File formats
Primary format: AnnData (.h5ad)
All analysis runs use AnnData as the internal model. Users upload .h5ad directly or convert from other formats on the Data page.
Expected structure:
| Component | Purpose |
|---|---|
X or layers['counts'] | Expression matrix |
obs | Cell or sample metadata (barcodes as index) |
var | Gene metadata (gene symbols in index or gene_symbols column) |
obsm['spatial'] | Required for spatial workflows (x/y coordinates) |
obsm['X_umap'] | Written by clustering; used by UMAP explorer |
Upload formats
| Format | Extension | Conversion |
|---|---|---|
| AnnData | .h5ad | Direct ingest |
| Count matrix | .csv, .tsv | Convert → processed .h5ad |
| 10x Genomics HDF5 | .h5 | Convert |
| 10x MTX bundle | .zip | Convert (matrix + barcodes + genes) |
CSV/10x conversion stores raw counts in layers['counts'] and attempts to restore sample / condition from sidecar metadata when present.
Gene identifiers
Enrichment and pathway tools expect gene symbols (for example HGNC for human).
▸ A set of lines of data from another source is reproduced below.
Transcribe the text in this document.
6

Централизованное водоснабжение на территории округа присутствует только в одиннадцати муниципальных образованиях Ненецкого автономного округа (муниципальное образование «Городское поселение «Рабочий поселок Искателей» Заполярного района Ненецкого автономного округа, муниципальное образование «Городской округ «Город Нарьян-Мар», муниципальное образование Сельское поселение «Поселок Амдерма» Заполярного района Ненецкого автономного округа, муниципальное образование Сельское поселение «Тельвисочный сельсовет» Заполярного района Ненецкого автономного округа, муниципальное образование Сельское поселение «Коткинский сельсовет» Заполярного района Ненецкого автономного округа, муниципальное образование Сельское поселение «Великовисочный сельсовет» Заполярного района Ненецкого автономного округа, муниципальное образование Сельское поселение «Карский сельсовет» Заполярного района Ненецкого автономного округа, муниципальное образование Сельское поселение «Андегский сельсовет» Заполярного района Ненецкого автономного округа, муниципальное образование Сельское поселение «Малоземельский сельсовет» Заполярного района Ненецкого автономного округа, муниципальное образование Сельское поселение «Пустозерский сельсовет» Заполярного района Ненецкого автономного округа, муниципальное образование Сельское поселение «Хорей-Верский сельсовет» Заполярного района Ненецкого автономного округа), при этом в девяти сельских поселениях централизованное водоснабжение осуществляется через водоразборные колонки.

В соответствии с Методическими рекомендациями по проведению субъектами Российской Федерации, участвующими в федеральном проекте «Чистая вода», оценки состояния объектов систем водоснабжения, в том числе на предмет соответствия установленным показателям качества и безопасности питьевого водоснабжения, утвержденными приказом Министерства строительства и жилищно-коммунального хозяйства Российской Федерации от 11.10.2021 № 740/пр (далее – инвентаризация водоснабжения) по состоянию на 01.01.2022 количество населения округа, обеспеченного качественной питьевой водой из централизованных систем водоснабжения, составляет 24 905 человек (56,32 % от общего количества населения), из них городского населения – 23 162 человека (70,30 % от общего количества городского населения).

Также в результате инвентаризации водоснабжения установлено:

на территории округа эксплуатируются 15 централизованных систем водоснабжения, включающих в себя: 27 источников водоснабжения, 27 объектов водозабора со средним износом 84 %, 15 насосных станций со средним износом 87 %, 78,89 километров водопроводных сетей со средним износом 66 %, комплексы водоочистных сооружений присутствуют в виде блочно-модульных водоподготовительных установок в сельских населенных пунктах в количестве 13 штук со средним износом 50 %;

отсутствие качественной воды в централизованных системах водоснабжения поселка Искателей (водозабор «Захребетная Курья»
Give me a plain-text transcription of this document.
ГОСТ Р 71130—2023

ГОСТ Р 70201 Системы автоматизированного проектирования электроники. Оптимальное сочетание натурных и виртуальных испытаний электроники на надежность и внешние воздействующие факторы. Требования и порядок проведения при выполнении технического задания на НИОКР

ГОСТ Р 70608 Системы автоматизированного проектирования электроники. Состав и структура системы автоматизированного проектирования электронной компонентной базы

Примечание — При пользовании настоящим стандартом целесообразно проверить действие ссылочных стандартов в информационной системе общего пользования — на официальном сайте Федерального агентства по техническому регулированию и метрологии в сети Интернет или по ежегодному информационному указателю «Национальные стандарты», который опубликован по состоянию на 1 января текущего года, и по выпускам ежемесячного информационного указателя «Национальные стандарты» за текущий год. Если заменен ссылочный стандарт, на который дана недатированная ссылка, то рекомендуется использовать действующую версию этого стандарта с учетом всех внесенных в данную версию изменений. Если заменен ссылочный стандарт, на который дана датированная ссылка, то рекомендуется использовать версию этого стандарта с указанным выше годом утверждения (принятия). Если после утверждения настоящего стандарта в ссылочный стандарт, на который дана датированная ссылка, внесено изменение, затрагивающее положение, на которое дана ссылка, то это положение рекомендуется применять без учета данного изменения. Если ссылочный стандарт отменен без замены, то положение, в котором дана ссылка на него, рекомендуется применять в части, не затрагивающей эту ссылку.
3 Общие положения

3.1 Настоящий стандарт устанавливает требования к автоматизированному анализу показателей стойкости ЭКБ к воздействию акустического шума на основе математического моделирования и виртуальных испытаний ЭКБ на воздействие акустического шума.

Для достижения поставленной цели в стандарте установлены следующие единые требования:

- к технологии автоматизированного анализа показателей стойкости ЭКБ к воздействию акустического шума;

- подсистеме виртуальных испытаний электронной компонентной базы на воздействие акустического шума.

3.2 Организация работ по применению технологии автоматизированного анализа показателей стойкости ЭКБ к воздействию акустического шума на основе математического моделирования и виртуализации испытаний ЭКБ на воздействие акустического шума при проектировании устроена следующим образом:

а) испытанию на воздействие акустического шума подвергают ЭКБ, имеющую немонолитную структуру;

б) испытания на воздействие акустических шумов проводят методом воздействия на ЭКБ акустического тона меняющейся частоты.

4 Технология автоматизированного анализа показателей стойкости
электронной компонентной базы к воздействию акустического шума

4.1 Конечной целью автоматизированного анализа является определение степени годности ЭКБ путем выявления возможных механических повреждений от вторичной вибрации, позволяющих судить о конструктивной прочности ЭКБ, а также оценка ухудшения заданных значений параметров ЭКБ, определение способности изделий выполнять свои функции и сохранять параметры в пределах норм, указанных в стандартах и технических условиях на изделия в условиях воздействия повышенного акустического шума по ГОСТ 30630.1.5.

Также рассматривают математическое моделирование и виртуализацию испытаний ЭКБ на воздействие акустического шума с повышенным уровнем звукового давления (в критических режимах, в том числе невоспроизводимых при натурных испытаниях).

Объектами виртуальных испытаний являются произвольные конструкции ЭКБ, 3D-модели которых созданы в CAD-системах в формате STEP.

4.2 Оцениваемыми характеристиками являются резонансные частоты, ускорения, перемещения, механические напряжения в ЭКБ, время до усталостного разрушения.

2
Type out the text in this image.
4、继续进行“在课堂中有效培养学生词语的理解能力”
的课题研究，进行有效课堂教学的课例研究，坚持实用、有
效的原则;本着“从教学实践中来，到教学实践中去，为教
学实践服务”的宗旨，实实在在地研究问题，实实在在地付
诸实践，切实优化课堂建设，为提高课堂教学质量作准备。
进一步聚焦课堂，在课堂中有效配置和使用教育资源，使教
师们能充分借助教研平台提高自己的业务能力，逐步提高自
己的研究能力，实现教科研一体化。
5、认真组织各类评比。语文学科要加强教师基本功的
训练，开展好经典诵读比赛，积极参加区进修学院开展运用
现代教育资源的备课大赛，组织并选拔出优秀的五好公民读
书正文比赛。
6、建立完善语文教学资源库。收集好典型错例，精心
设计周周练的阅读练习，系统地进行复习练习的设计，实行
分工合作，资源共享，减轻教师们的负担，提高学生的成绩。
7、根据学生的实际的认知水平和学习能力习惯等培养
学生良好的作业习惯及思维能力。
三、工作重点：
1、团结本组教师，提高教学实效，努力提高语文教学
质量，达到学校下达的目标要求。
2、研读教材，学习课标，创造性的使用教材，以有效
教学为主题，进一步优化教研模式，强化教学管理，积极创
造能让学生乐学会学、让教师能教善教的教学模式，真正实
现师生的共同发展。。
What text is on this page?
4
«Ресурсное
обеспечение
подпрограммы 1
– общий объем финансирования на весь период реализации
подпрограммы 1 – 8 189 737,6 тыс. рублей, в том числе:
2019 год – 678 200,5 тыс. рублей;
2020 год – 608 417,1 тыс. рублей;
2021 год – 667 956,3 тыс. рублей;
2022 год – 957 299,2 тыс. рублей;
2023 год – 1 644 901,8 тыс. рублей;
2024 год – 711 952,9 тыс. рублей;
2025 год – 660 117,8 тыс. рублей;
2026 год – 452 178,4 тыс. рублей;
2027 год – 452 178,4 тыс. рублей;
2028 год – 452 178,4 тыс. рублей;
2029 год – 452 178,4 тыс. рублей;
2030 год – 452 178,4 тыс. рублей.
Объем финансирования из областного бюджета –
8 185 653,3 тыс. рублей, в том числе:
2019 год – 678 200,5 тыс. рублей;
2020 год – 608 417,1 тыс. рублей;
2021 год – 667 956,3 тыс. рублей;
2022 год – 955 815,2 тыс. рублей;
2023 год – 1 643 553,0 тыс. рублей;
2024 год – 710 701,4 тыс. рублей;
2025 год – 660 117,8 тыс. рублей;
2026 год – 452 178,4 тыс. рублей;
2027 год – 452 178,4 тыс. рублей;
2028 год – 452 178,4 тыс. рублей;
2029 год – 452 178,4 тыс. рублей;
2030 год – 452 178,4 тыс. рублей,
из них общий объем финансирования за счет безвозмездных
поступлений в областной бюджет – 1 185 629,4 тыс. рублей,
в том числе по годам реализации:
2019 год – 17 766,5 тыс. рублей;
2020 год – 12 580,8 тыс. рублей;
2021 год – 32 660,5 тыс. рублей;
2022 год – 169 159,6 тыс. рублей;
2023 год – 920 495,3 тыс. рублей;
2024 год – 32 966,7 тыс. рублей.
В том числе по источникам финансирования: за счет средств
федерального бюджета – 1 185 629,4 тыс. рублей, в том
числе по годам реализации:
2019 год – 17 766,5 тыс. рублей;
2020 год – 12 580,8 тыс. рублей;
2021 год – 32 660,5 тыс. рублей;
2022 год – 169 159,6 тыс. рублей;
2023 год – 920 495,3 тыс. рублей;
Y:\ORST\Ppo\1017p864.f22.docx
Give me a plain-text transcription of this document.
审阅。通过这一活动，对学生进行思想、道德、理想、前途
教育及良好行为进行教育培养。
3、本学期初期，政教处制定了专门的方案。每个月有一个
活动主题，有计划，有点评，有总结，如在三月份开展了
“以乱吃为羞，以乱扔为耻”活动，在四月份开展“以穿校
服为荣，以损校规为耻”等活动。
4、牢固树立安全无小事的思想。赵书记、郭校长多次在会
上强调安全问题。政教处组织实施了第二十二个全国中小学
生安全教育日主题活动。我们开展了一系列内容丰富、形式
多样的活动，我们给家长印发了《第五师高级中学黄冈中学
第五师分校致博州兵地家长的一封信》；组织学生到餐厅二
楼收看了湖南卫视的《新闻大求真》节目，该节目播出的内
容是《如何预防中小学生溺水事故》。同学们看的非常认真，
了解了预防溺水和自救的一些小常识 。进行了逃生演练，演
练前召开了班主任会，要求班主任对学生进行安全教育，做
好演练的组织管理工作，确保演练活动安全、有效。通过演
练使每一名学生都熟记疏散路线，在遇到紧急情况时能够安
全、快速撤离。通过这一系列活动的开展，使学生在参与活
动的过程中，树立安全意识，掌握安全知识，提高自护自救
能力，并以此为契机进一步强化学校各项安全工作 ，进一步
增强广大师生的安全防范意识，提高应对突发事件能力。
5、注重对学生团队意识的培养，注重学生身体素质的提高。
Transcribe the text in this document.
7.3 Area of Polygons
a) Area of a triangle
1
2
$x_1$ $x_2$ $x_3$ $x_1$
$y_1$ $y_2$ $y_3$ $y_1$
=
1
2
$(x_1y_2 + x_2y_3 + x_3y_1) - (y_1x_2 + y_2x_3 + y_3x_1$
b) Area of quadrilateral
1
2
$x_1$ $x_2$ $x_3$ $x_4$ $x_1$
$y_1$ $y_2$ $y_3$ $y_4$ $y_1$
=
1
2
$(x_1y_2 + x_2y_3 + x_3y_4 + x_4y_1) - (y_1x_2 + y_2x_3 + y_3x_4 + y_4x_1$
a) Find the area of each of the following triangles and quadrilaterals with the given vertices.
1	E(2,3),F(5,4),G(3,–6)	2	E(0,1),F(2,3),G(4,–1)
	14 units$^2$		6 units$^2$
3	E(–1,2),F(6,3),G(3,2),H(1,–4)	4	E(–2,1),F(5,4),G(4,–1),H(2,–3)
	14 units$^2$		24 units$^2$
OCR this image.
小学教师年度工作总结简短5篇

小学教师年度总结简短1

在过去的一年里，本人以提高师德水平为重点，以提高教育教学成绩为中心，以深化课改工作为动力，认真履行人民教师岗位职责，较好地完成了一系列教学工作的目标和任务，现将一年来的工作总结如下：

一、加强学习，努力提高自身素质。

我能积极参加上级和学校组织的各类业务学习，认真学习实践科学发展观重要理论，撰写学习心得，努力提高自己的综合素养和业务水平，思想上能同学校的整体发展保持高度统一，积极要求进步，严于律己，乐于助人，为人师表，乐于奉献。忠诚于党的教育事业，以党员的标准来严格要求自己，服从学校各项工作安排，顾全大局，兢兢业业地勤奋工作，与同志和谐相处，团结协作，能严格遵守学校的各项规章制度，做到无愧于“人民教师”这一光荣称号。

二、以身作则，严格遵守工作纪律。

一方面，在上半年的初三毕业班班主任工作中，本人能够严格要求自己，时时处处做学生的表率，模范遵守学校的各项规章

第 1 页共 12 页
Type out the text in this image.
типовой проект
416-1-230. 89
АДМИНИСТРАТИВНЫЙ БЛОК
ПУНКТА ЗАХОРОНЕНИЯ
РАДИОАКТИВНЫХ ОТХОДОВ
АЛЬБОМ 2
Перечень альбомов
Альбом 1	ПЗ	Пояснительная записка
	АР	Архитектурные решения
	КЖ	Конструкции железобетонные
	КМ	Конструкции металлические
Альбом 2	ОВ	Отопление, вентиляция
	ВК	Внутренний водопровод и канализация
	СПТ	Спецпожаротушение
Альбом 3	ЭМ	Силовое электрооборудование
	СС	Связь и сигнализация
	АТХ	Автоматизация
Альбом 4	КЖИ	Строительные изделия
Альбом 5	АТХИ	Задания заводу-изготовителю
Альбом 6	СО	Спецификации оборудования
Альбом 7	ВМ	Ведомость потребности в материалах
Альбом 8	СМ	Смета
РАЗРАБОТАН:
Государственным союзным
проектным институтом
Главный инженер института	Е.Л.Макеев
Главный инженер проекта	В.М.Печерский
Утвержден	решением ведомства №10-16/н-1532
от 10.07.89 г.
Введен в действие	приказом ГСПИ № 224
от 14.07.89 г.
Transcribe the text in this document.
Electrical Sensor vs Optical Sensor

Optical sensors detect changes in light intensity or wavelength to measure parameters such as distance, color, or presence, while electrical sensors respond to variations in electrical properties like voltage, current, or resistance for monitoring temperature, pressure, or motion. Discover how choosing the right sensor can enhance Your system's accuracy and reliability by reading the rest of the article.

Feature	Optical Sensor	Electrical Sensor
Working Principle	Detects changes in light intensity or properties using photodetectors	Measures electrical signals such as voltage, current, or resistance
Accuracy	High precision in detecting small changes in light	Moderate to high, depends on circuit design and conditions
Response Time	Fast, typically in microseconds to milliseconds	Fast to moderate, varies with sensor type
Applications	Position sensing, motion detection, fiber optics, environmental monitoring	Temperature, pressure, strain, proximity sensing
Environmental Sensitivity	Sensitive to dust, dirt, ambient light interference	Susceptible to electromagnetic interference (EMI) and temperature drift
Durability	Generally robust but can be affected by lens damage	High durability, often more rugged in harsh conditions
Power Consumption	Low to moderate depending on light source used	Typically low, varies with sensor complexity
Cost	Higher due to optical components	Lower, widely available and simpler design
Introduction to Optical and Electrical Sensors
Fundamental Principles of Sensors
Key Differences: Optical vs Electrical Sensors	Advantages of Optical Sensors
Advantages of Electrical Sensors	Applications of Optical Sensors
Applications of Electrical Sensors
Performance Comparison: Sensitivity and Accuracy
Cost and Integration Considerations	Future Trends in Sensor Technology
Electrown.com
Ensembl IDs or custom prefixes may yield empty enrichment results. Demo fixtures use real HGNC symbols from bundled GO reference sets.
Spatial bundles
Full Visium output folders (H&E images, scale factors, JSON) are not yet ingested natively. Prepare a spatial .h5ad with coordinates in obsm['spatial'], or use the included Visium test fixture.
Export formats
| Output | Format |
|---|---|
| Figure canvas | PDF (client-side export) |
| DE / enrichment tables | In-app tables; CSV export planned |
| Processed checkpoints | .h5ad on server disk (not user-downloadable in prototype) |
Size guidance
The prototype runs locally with datasets up to a few thousand cells comfortably. Large single-cell and spatial datasets will require cloud storage, lazy loading, and tiled imagery in production — see internal architecture docs.